Inhibition of the lncRNA 585189 prevents podocyte injury and mitochondria dysfunction by promoting hnRNP A1 and SIRT1 in diabetic nephropathy

Abstract Podocyte damage is a crucial cause for diabetic nephropathy and end-stage renal disease. Moreover, mitochondria play an indispensable role in diabetic nephropathy and high glucose-associated podocyte damage. Through RNA sequencing, we firstly discovered that long non-coding RNA (lncRNA) ENST00000585189.1 (lncRNA 585189), was up-regulated in the plasma of patients diagnosed with DN, accompanied with higher albumin/creatinine ratios. Additionally, RNA-FISH in the tissues and immortalized human podocytes identified that the variation of lncRNA 585189 was mainly located in podocytes. In podocytes under the high glucose condition, we found that the silence of lncRNA 585189 expression not only decreased the production of ROS, rescued mitochondrial morphology and the alteration of the mitochondrial membrane potential, but also restored the podocyte damage, reversing the aberrant expression of ZO-1 and Desmin.
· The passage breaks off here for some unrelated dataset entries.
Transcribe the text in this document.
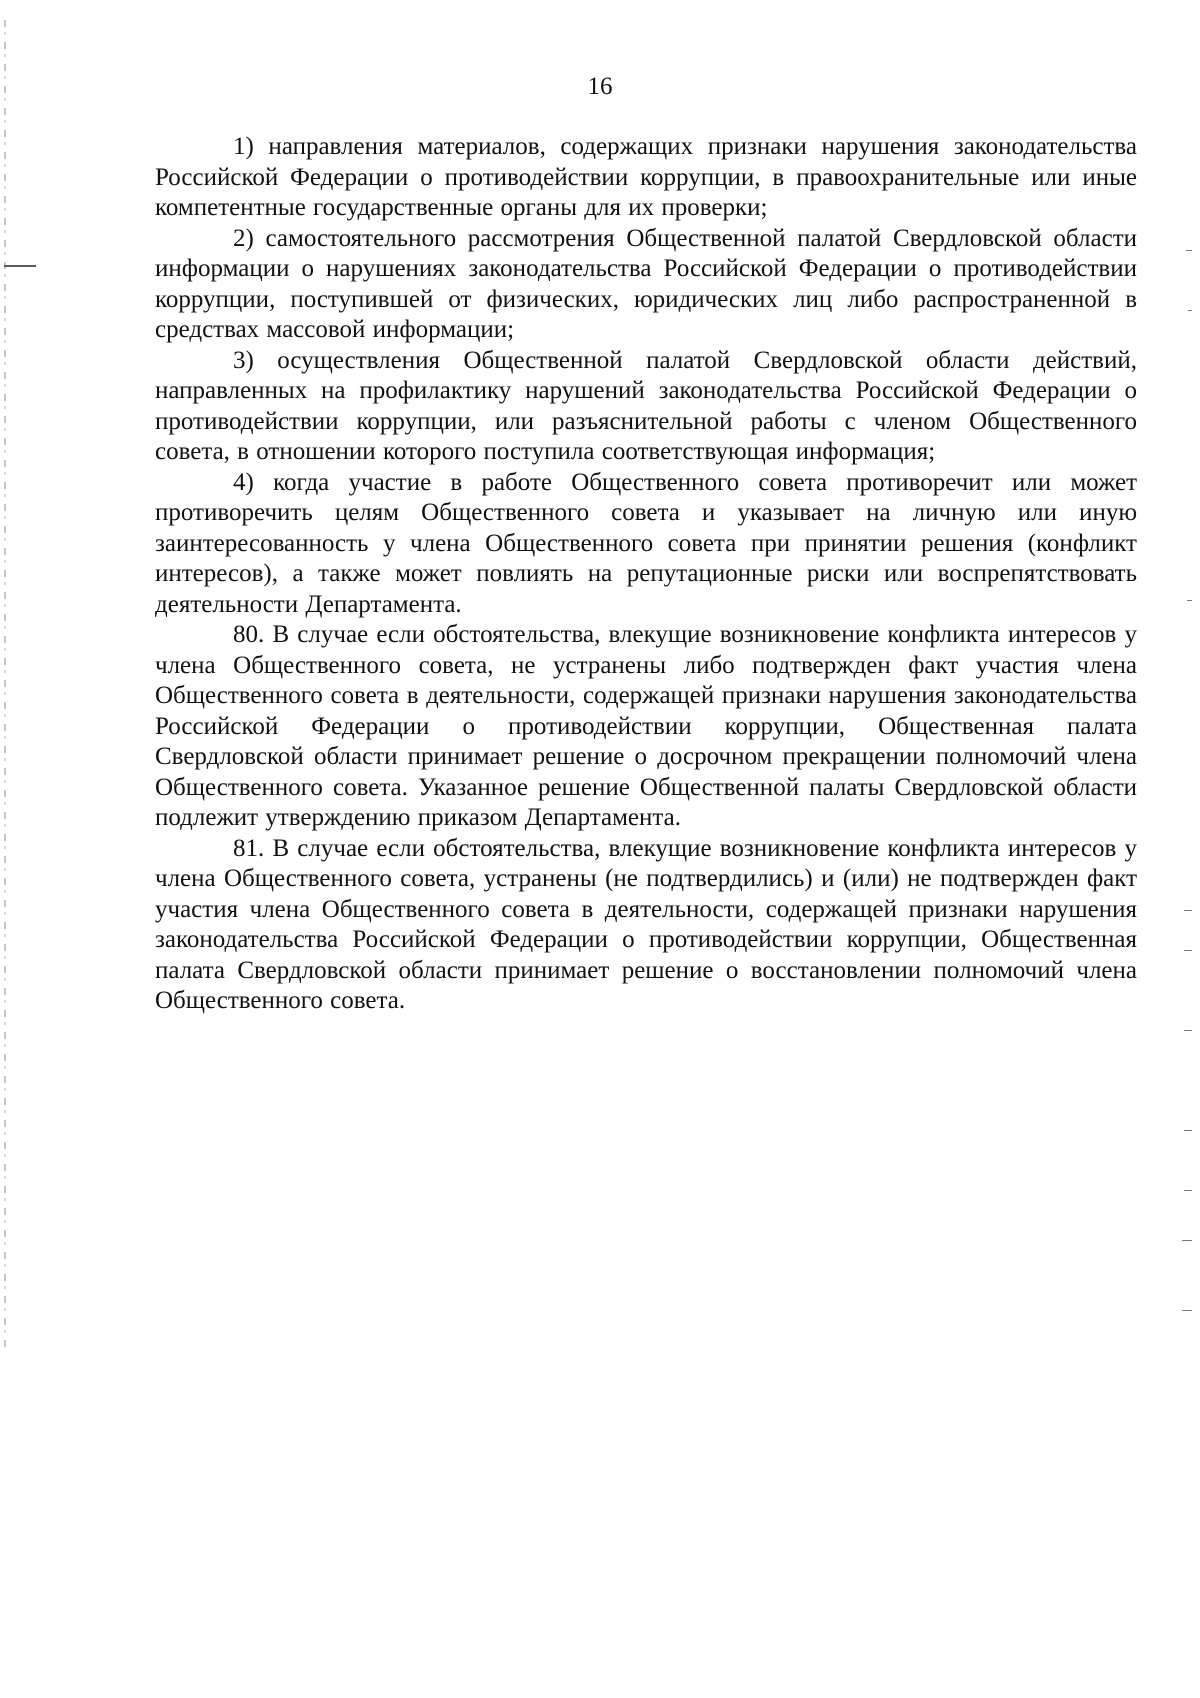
16

1) направления материалов, содержащих признаки нарушения законодательства Российской Федерации о противодействии коррупции, в правоохранительные или иные компетентные государственные органы для их проверки;

2) самостоятельного рассмотрения Общественной палатой Свердловской области информации о нарушениях законодательства Российской Федерации о противодействии коррупции, поступившей от физических, юридических лиц либо распространенной в средствах массовой информации;

3) осуществления Общественной палатой Свердловской области действий, направленных на профилактику нарушений законодательства Российской Федерации о противодействии коррупции, или разъяснительной работы с членом Общественного совета, в отношении которого поступила соответствующая информация;

4) когда участие в работе Общественного совета противоречит или может противоречить целям Общественного совета и указывает на личную или иную заинтересованность у члена Общественного совета при принятии решения (конфликт интересов), а также может повлиять на репутационные риски или воспрепятствовать деятельности Департамента.

80. В случае если обстоятельства, влекущие возникновение конфликта интересов у члена Общественного совета, не устранены либо подтвержден факт участия члена Общественного совета в деятельности, содержащей признаки нарушения законодательства Российской Федерации о противодействии коррупции, Общественная палата Свердловской области принимает решение о досрочном прекращении полномочий члена Общественного совета. Указанное решение Общественной палаты Свердловской области подлежит утверждению приказом Департамента.

81. В случае если обстоятельства, влекущие возникновение конфликта интересов у члена Общественного совета, устранены (не подтвердились) и (или) не подтвержден факт участия члена Общественного совета в деятельности, содержащей признаки нарушения законодательства Российской Федерации о противодействии коррупции, Общественная палата Свердловской области принимает решение о восстановлении полномочий члена Общественного совета.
Through bioinformatics analysis, lncRNA 585189 was predicted to combined with hnRNP A1 at the nt224 motif, which was demonstrated by RIP, pull-down and EMSA. Meanwhile, under high glucose condition, declined hnRNP A1 can be rescued by repressing lncRNA 585189. With the treatment of cloheximide (CHX) and MG-132, we also verified that lncRNA 585189 depressed the stability of hnRNPA1. Intriguingly, hnRNP A1 oppositely promoted the expression of lncRNA 585189. Moreover, RIP, pull-down, co-IP and actinomycin D (ActD) verified that hnRNP A1 simultaneously bound with the mRNA and protein of SIRT1 and promote the stability of SIRT1. Besides, lncRNA 585189 repressed SIRT1 via hnRNPA1, impeding SIRT1 recuperating mitochondrial abnormity and podocyte damage induced by high glucose. Collectively, our findings revealed that lncRNA 585189 combined with hnRNPA1 at nt224 and depressed the expression of hnRNP A1 and subsequently decreased SIRT1 in transcriptional and translational level, leading to mitochondria dysfunction and podocyte injury in DN.